Star Schema

Two colleagues discussing data on a tablet in an office, illustrating the use of a Star Schema in database design.

A Star Schema is a database designed for analytics-oriented applications such as data warehouses and dimensional data marts. The design features one or more fact tables containing measurable data related to several dimension tables that hold descriptive data.

Why is Star Schema Design Important?

Decision-support database applications require a flexible design that supports the most common queries. Traditional normalized schemas require more table joins, which use more resources and are slower. By storing all the measurable facts about an entity in a single table, most of the attributes required by an analytic query can come from a single table with optional joins to dimensional tables. Efficiency is gained by applying filtering predicates on the fact table so only a subset of data is involved in any joins, consequently consuming less CPU and memory resources.

If the business uses Online analytics processing (OLAP) cubes, the star schema maps effectively to queries that populate the cube.

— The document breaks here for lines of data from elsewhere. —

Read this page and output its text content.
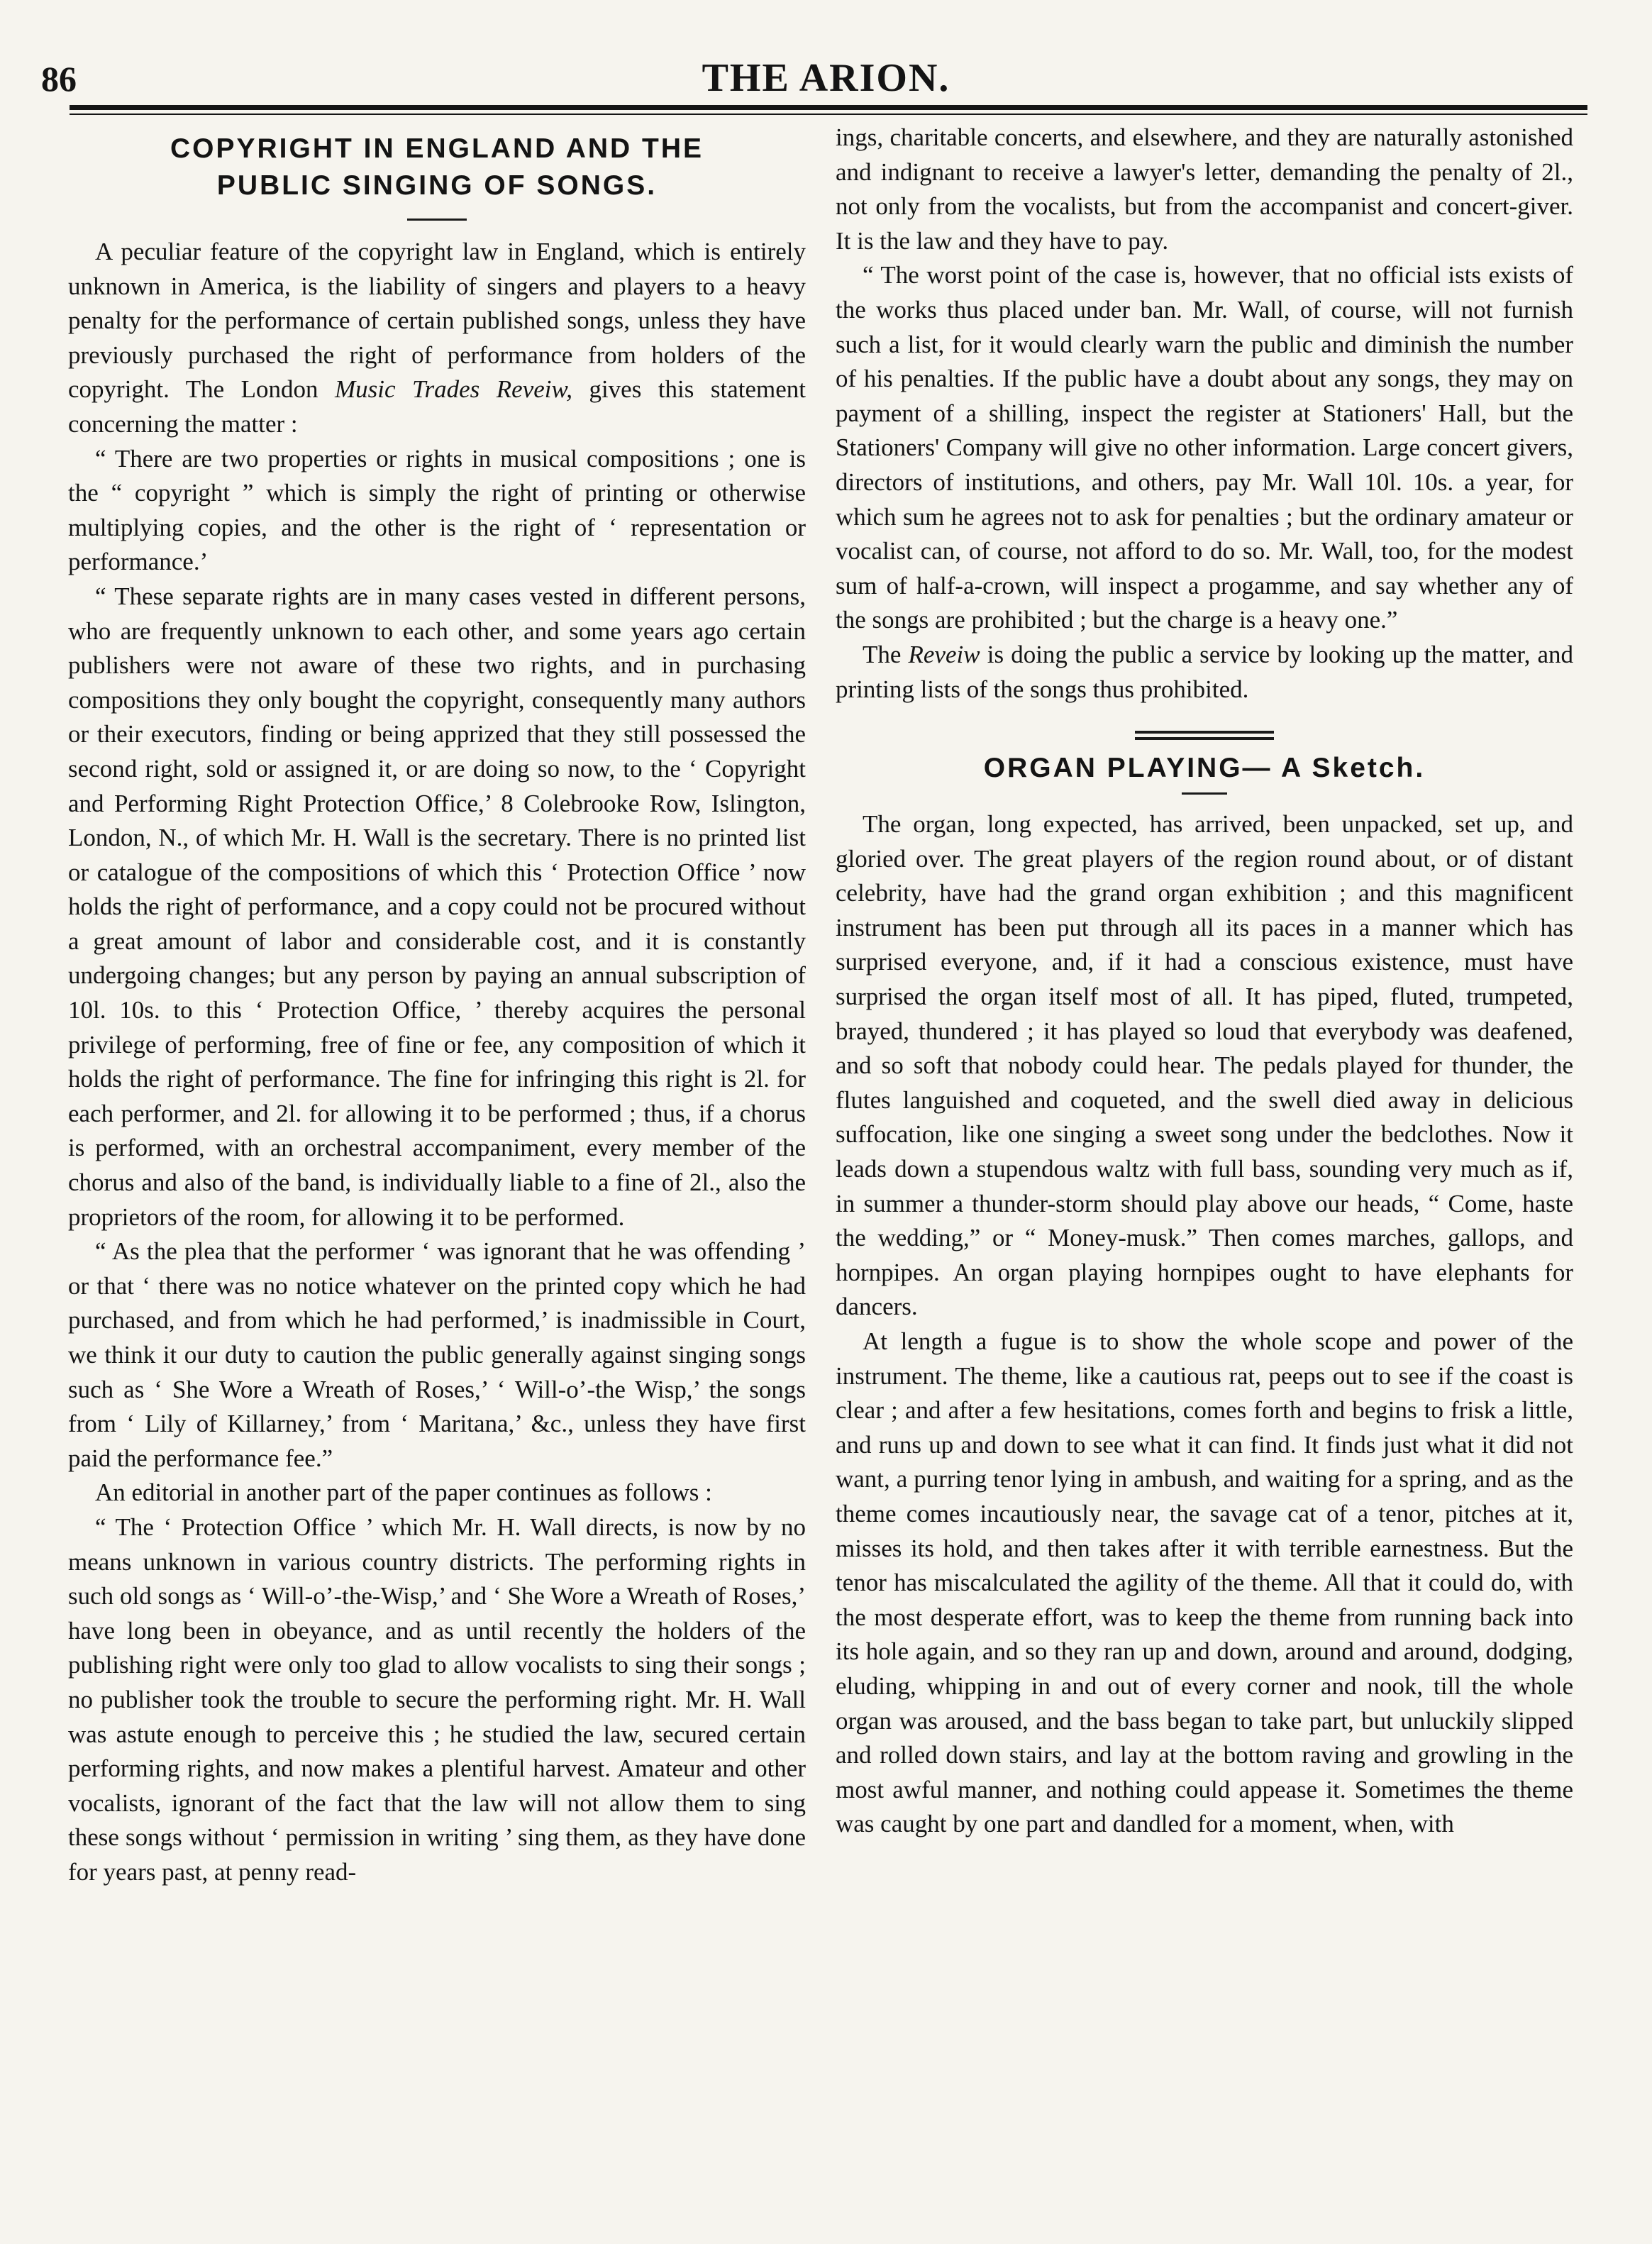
86	THE ARION.
COPYRIGHT IN ENGLAND AND THE
PUBLIC SINGING OF SONGS.

A peculiar feature of the copyright law in England, which is entirely unknown in America, is the liability of singers and players to a heavy penalty for the performance of certain published songs, unless they have previously purchased the right of performance from holders of the copyright. The London Music Trades Reveiw, gives this statement concerning the matter :

“ There are two properties or rights in musical compositions ; one is the “ copyright ” which is simply the right of printing or otherwise multiplying copies, and the other is the right of ‘ representation or performance.’

“ These separate rights are in many cases vested in different persons, who are frequently unknown to each other, and some years ago certain publishers were not aware of these two rights, and in purchasing compositions they only bought the copyright, consequently many authors or their executors, finding or being apprized that they still possessed the second right, sold or assigned it, or are doing so now, to the ‘ Copyright and Performing Right Protection Office,’ 8 Colebrooke Row, Islington, London, N., of which Mr. H. Wall is the secretary. There is no printed list or catalogue of the compositions of which this ‘ Protection Office ’ now holds the right of performance, and a copy could not be procured without a great amount of labor and considerable cost, and it is constantly undergoing changes; but any person by paying an annual subscription of 10l. 10s. to this ‘ Protection Office, ’ thereby acquires the personal privilege of performing, free of fine or fee, any composition of which it holds the right of performance. The fine for infringing this right is 2l. for each performer, and 2l. for allowing it to be performed ; thus, if a chorus is performed, with an orchestral accompaniment, every member of the chorus and also of the band, is individually liable to a fine of 2l., also the proprietors of the room, for allowing it to be performed.

“ As the plea that the performer ‘ was ignorant that he was offending ’ or that ‘ there was no notice whatever on the printed copy which he had purchased, and from which he had performed,’ is inadmissible in Court, we think it our duty to caution the public generally against singing songs such as ‘ She Wore a Wreath of Roses,’ ‘ Will-o’-the Wisp,’ the songs from ‘ Lily of Killarney,’ from ‘ Maritana,’ &c., unless they have first paid the performance fee.”

An editorial in another part of the paper continues as follows :

“ The ‘ Protection Office ’ which Mr. H. Wall directs, is now by no means unknown in various country districts. The performing rights in such old songs as ‘ Will-o’-the-Wisp,’ and ‘ She Wore a Wreath of Roses,’ have long been in obeyance, and as until recently the holders of the publishing right were only too glad to allow vocalists to sing their songs ; no publisher took the trouble to secure the performing right. Mr. H. Wall was astute enough to perceive this ; he studied the law, secured certain performing rights, and now makes a plentiful harvest. Amateur and other vocalists, ignorant of the fact that the law will not allow them to sing these songs without ‘ permission in writing ’ sing them, as they have done for years past, at penny read-

ings, charitable concerts, and elsewhere, and they are naturally astonished and indignant to receive a lawyer's letter, demanding the penalty of 2l., not only from the vocalists, but from the accompanist and concert-giver. It is the law and they have to pay.

“ The worst point of the case is, however, that no official ists exists of the works thus placed under ban. Mr. Wall, of course, will not furnish such a list, for it would clearly warn the public and diminish the number of his penalties. If the public have a doubt about any songs, they may on payment of a shilling, inspect the register at Stationers' Hall, but the Stationers' Company will give no other information. Large concert givers, directors of institutions, and others, pay Mr. Wall 10l. 10s. a year, for which sum he agrees not to ask for penalties ; but the ordinary amateur or vocalist can, of course, not afford to do so. Mr. Wall, too, for the modest sum of half-a-crown, will inspect a progamme, and say whether any of the songs are prohibited ; but the charge is a heavy one.”

The Reveiw is doing the public a service by looking up the matter, and printing lists of the songs thus prohibited.

ORGAN PLAYING— A Sketch.

The organ, long expected, has arrived, been unpacked, set up, and gloried over. The great players of the region round about, or of distant celebrity, have had the grand organ exhibition ; and this magnificent instrument has been put through all its paces in a manner which has surprised everyone, and, if it had a conscious existence, must have surprised the organ itself most of all. It has piped, fluted, trumpeted, brayed, thundered ; it has played so loud that everybody was deafened, and so soft that nobody could hear. The pedals played for thunder, the flutes languished and coqueted, and the swell died away in delicious suffocation, like one singing a sweet song under the bedclothes. Now it leads down a stupendous waltz with full bass, sounding very much as if, in summer a thunder-storm should play above our heads, “ Come, haste the wedding,” or “ Money-musk.” Then comes marches, gallops, and hornpipes. An organ playing hornpipes ought to have elephants for dancers.

At length a fugue is to show the whole scope and power of the instrument. The theme, like a cautious rat, peeps out to see if the coast is clear ; and after a few hesitations, comes forth and begins to frisk a little, and runs up and down to see what it can find. It finds just what it did not want, a purring tenor lying in ambush, and waiting for a spring, and as the theme comes incautiously near, the savage cat of a tenor, pitches at it, misses its hold, and then takes after it with terrible earnestness. But the tenor has miscalculated the agility of the theme. All that it could do, with the most desperate effort, was to keep the theme from running back into its hole again, and so they ran up and down, around and around, dodging, eluding, whipping in and out of every corner and nook, till the whole organ was aroused, and the bass began to take part, but unluckily slipped and rolled down stairs, and lay at the bottom raving and growling in the most awful manner, and nothing could appease it. Sometimes the theme was caught by one part and dandled for a moment, when, with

The Origins of the Star Schema

Early data warehouses were simply copies of transactional database schemas with additional indexes to support analytic queries. As data warehouse architects such as Ralph Kimball developed the idea of the dimensional schema in the 1990s to simplify analytic queries.

Star Schema Example

As a retailer, you would be interested in what products are selling, who is buying them, and when. To answer these questions, a fact table that links to the dimensions of products, orders, and customers is required. The following describes some typical attributes of these tables:

  • FACT Tabe:
    • Product ID – links to the Product Dimension table
    • Order ID – links to the Dimension table
    • Customer ID – links to Customer table
    • Total Sales – Measure
    • Units Sold – Measure
  • DIMENSION Table Orders contains:
    • Product ID
    • Order details
  • DIMENSION Table Customers contains:
    • Customer ID
    • Customer details

The Disadvantage of the Star Schema vs. Third Normal Form

A fully normalized database schema design has fewer duplicated fields than a Star Schema but tends to require more complex queries because of an increased number of tables. A Third Normal Form database schema requires less storage space because it has fewer redundancies. The Star Schema often takes longer to load with data use due to more data duplication and additional index columns required for foreign keys.

The Advantage of Using a Columnar Database With a Star Schema

A columnar database stores the records of a relational table as columns, unlike a traditional relational database system, which stores a table row as a single record. In the case of a Star Schema, the fact table can get pretty broad as the number and length of attributes about the entity grow. Most queries only need a handful of attribute fields from the fact table. The columnar approach only accesses those few columns, unlike a row-based database that requires the whole row to be loaded into memory before it can be scanned for necessary column values. Because the entire row is usually considerably longer than the selected columns, the memory footprint is far larger, typically resulting in slower queries. The columnar database has a built-in primary key index, which is commonly the sort order of the table, saving more precious cache and RAM storage. The bottom line is that the columnar database structure nicely complements the Star Schema design.

Actian Vector Provides Schema Flexibility

The Vector columnar database can be used to deploy a star schema model for benchmark workloads such as the TPC-D. However, this is not a requirement, as you can even choose to use a denormalized schema with all columns in a single wide table. Combining column-based access and min-max indexes can make queries against a single large denormalized table highly efficient for some workloads. Vector will still run queries faster than traditional databases that use a row store, whether you choose a star schema, snowflake schema, a normalized, or a denormalized schema.

FAQ

A star schema is a database design for analytics applications featuring one or more fact tables containing measurable data surrounded by dimension tables that hold descriptive data, creating a star-like structure.

The main components are fact tables that store measurable data (like total sales and units sold) and dimension tables that provide descriptive context (like product details, customer information, and order data), linked together through foreign keys.

A star schema has more duplicated fields and requires more storage space but enables simpler, faster queries, while third normal form is fully normalized with fewer redundancies but requires more complex queries due to increased table joins.

Star schema design supports flexible, efficient analytic queries by storing all measurable facts in a single table, reducing the number of table joins required and consuming less CPU and memory resources compared to traditional normalized schemas.

A retail star schema might include a fact table tracking total sales and units sold, linked to dimension tables for products (product details), orders (order details), and customers (customer details) to analyze what products are selling, who is buying them, and when.

Data warehouse architect Ralph Kimball developed the dimensional schema concept in the 1990s to simplify analytic queries.

Columnar databases complement star schemas by accessing only the needed columns rather than loading entire rows into memory, resulting in a smaller memory footprint, faster queries, and more efficient use of cache and RAM storage.

No, Actian Vector provides schema flexibility and can efficiently handle star schema, snowflake schema, normalized, or even fully denormalized single-table designs while still delivering faster query performance than traditional row-store databases.